The Phillies were three outs away from sweeping the Washington Nationals and moving into sole possession of second place in the NL East on Wednesday. That did not happen thanks to a blown save in the ninth and a grand slam in the 10th off the Phils' bullpen. It is the 11th loss by a Phillies reliever out of their 38 total losses this season. Their bullpen loss rate of 28.9% (11 of 38 losses) is nearly as bad as last year’s rate of 33.3% (27 of 81 losses).

When the Phillies become sellers at the trading deadline (notice I said when), bullpen arms has become one of their needs.  That wasn’t supposed to happen.  Papelbon said during the offseason, "If we're not the top bullpen in Major League Baseball, we'll definitely be the top in the National League." Well, the Phils bullpen ranks dead last in the league this season with a 4.63 ERA.

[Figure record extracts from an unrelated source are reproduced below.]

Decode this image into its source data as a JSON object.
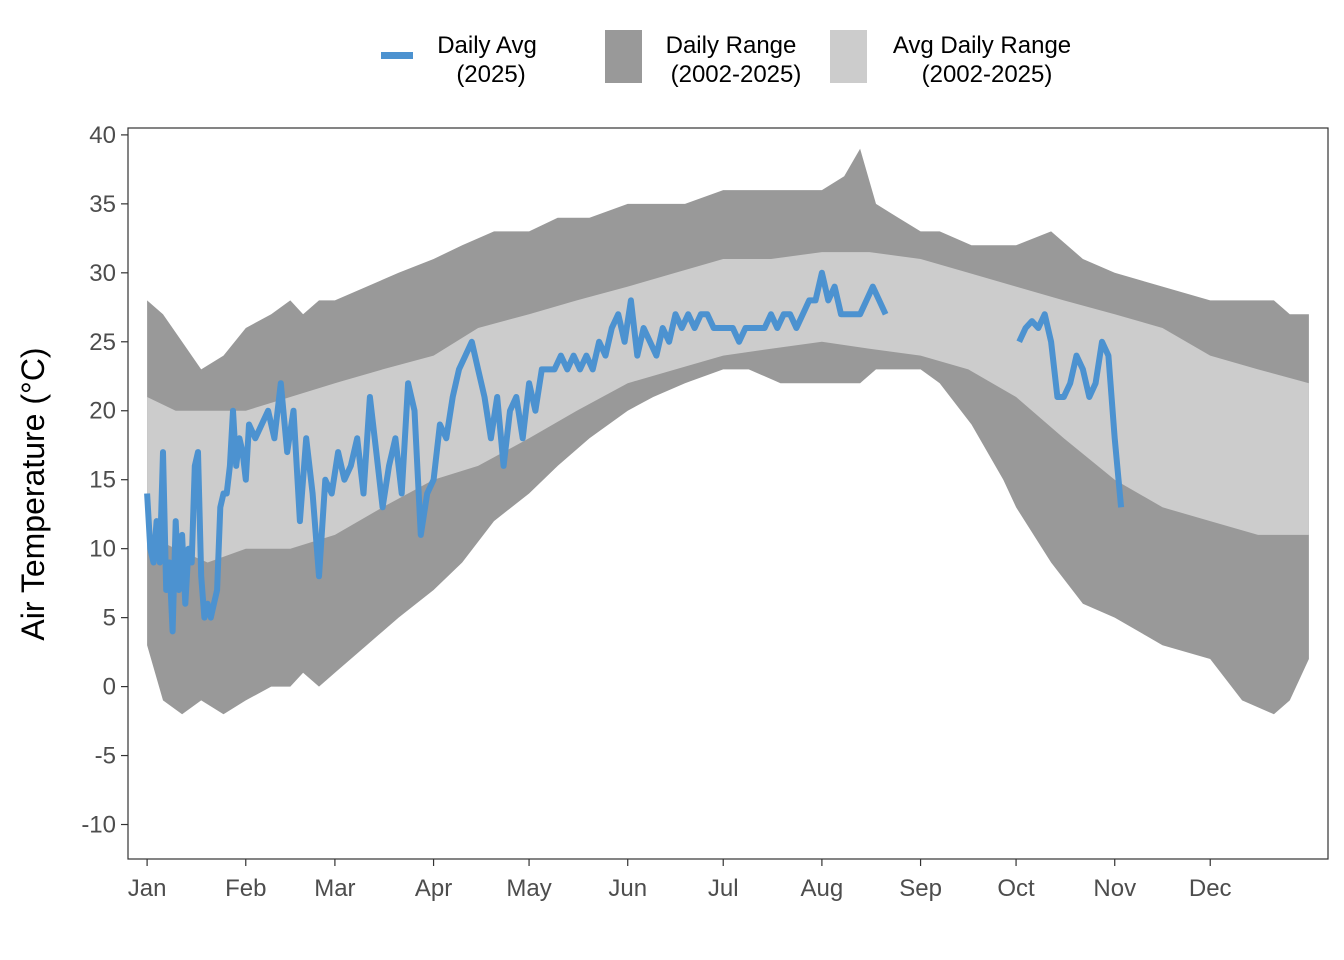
{
  "chart_data": {
    "type": "area",
    "title": "",
    "xlabel": "",
    "ylabel": "Air Temperature (°C)",
    "ylim": [
      -12.5,
      40.5
    ],
    "xlim_day": [
      -5,
      372
    ],
    "yticks": [
      40,
      35,
      30,
      25,
      20,
      15,
      10,
      5,
      0,
      -5,
      -10
    ],
    "ytick_labels": [
      "40",
      "35",
      "30",
      "25",
      "20",
      "15",
      "10",
      "5",
      "0",
      "-5",
      "-10"
    ],
    "months": [
      {
        "label": "Jan",
        "day": 1
      },
      {
        "label": "Feb",
        "day": 32
      },
      {
        "label": "Mar",
        "day": 60
      },
      {
        "label": "Apr",
        "day": 91
      },
      {
        "label": "May",
        "day": 121
      },
      {
        "label": "Jun",
        "day": 152
      },
      {
        "label": "Jul",
        "day": 182
      },
      {
        "label": "Aug",
        "day": 213
      },
      {
        "label": "Sep",
        "day": 244
      },
      {
        "label": "Oct",
        "day": 274
      },
      {
        "label": "Nov",
        "day": 305
      },
      {
        "label": "Dec",
        "day": 335
      }
    ],
    "legend": {
      "position": "top",
      "items": [
        {
          "key": "daily_avg",
          "line1": "Daily Avg",
          "line2": "(2025)",
          "color": "#4c92d0"
        },
        {
          "key": "daily_range",
          "line1": "Daily Range",
          "line2": "(2002-2025)",
          "color": "#999999"
        },
        {
          "key": "avg_range",
          "line1": "Avg Daily Range",
          "line2": "(2002-2025)",
          "color": "#cccccc"
        }
      ]
    },
    "series": [
      {
        "name": "Daily Range (2002-2025)",
        "color": "#999999",
        "x": [
          1,
          6,
          12,
          18,
          25,
          32,
          40,
          46,
          50,
          55,
          60,
          70,
          80,
          91,
          100,
          110,
          121,
          130,
          140,
          152,
          160,
          170,
          182,
          190,
          200,
          213,
          220,
          225,
          230,
          237,
          244,
          250,
          260,
          270,
          274,
          285,
          295,
          305,
          320,
          335,
          345,
          355,
          360,
          366
        ],
        "upper": [
          28,
          27,
          25,
          23,
          24,
          26,
          27,
          28,
          27,
          28,
          28,
          29,
          30,
          31,
          32,
          33,
          33,
          34,
          34,
          35,
          35,
          35,
          36,
          36,
          36,
          36,
          37,
          39,
          35,
          34,
          33,
          33,
          32,
          32,
          32,
          33,
          31,
          30,
          29,
          28,
          28,
          28,
          27,
          27
        ],
        "lower": [
          3,
          -1,
          -2,
          -1,
          -2,
          -1,
          0,
          0,
          1,
          0,
          1,
          3,
          5,
          7,
          9,
          12,
          14,
          16,
          18,
          20,
          21,
          22,
          23,
          23,
          22,
          22,
          22,
          22,
          23,
          23,
          23,
          22,
          19,
          15,
          13,
          9,
          6,
          5,
          3,
          2,
          -1,
          -2,
          -1,
          2
        ]
      },
      {
        "name": "Avg Daily Range (2002-2025)",
        "color": "#cccccc",
        "x": [
          1,
          10,
          20,
          32,
          46,
          60,
          75,
          91,
          105,
          121,
          136,
          152,
          167,
          182,
          197,
          213,
          228,
          244,
          259,
          274,
          289,
          305,
          320,
          335,
          350,
          366
        ],
        "upper": [
          21,
          20,
          20,
          20,
          21,
          22,
          23,
          24,
          26,
          27,
          28,
          29,
          30,
          31,
          31,
          31.5,
          31.5,
          31,
          30,
          29,
          28,
          27,
          26,
          24,
          23,
          22
        ],
        "lower": [
          11,
          10,
          9,
          10,
          10,
          11,
          13,
          15,
          16,
          18,
          20,
          22,
          23,
          24,
          24.5,
          25,
          24.5,
          24,
          23,
          21,
          18,
          15,
          13,
          12,
          11,
          11
        ]
      },
      {
        "name": "Daily Avg (2025)",
        "color": "#4c92d0",
        "segments": [
          {
            "x": [
              1,
              2,
              3,
              4,
              5,
              6,
              7,
              8,
              9,
              10,
              11,
              12,
              13,
              14,
              15,
              16,
              17,
              18,
              19,
              20,
              21,
              22,
              23,
              24,
              25,
              26,
              27,
              28,
              29,
              30,
              31,
              32,
              33,
              35,
              37,
              39,
              41,
              43,
              45,
              47,
              49,
              51,
              53,
              55,
              57,
              59,
              61,
              63,
              65,
              67,
              69,
              71,
              73,
              75,
              77,
              79,
              81,
              83,
              85,
              87,
              89,
              91,
              93,
              95,
              97,
              99,
              101,
              103,
              105,
              107,
              109,
              111,
              113,
              115,
              117,
              119,
              121,
              123,
              125,
              127,
              129,
              131,
              133,
              135,
              137,
              139,
              141,
              143,
              145,
              147,
              149,
              151,
              153,
              155,
              157,
              159,
              161,
              163,
              165,
              167,
              169,
              171,
              173,
              175,
              177,
              179,
              181,
              183,
              185,
              187,
              189,
              191,
              193,
              195,
              197,
              199,
              201,
              203,
              205,
              207,
              209,
              211,
              213,
              215,
              217,
              219,
              221,
              223,
              225,
              227,
              229,
              231,
              233
            ],
            "y": [
              14,
              10,
              9,
              12,
              9,
              17,
              7,
              9,
              4,
              12,
              7,
              11,
              6,
              10,
              9,
              16,
              17,
              8,
              5,
              6,
              5,
              6,
              7,
              13,
              14,
              14,
              16,
              20,
              16,
              18,
              17,
              15,
              19,
              18,
              19,
              20,
              18,
              22,
              17,
              20,
              12,
              18,
              14,
              8,
              15,
              14,
              17,
              15,
              16,
              18,
              14,
              21,
              17,
              13,
              16,
              18,
              14,
              22,
              20,
              11,
              14,
              15,
              19,
              18,
              21,
              23,
              24,
              25,
              23,
              21,
              18,
              21,
              16,
              20,
              21,
              18,
              22,
              20,
              23,
              23,
              23,
              24,
              23,
              24,
              23,
              24,
              23,
              25,
              24,
              26,
              27,
              25,
              28,
              24,
              26,
              25,
              24,
              26,
              25,
              27,
              26,
              27,
              26,
              27,
              27,
              26,
              26,
              26,
              26,
              25,
              26,
              26,
              26,
              26,
              27,
              26,
              27,
              27,
              26,
              27,
              28,
              28,
              30,
              28,
              29,
              27,
              27,
              27,
              27,
              28,
              29,
              28,
              27
            ]
          },
          {
            "x": [
              275,
              277,
              279,
              281,
              283,
              285,
              287,
              289,
              291,
              293,
              295,
              297,
              299,
              301,
              303,
              305,
              307
            ],
            "y": [
              25,
              26,
              26.5,
              26,
              27,
              25,
              21,
              21,
              22,
              24,
              23,
              21,
              22,
              25,
              24,
              18,
              13
            ]
          }
        ]
      }
    ]
  }
}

With a young core of relievers, the growing pains were inevitable, but these ERA’s indicate more than just growing pains:

Phillippe Aumont – 4.15 ERA with Phillies, 6.75 ERA in AAA, 24 total walks in 22.1 innings

Jeremy Horst – 6.23 ERA

Jake Diekman – 5.70 ERA in AAA

Aumont was the closer of the future, Horst was the diamond in the rough, and Diekman was worth quitting your job as pitching coach to become his agent (as Dubee once joked about doing).  Now Aumont has regressed, Horst has no future, and Diekman still has no control.

One way the Phillies hoped to offset their aging stars and huge contracts was with a quality, young, cheap bullpen. Now we have to question whether any of those young guys will ever consistently produce at the major league level. An area of strength has all of a sudden become an area of need. If the bullpen progressed according to plan, the Phillies would not have to worry about the 'pen and could focus on adding a boatload of hitting prospects at the deadline, but now they might need to add a few bullpen arms to the mix.

Excluding Papelbon, the more veteran guys in the bullpen have not been all that special, either. Mike Adams, who the Phils will not be able to trade, looks old and fragile and owns a 3.96 ERA.  Antonio Bastardo has an acceptable 2.96 ERA, but his walk rand hit rates have gone up while his K rate has dropped dramatically from 14.0 K/9 to 8.1 K/9. Bastardo, Adams, and Papelbon don't exactly measure up to Romero, Durbin, Madson, and Lidge from 2008, do they?

The two possible bright spots are De Fratus (2.92 ERA) and Stutes (3.68 ERA), but they have not done it long enough or consistently enough to be guys to count on.

Papelbon might be proven right about his "top bullpen" comments, but it won't be on this team.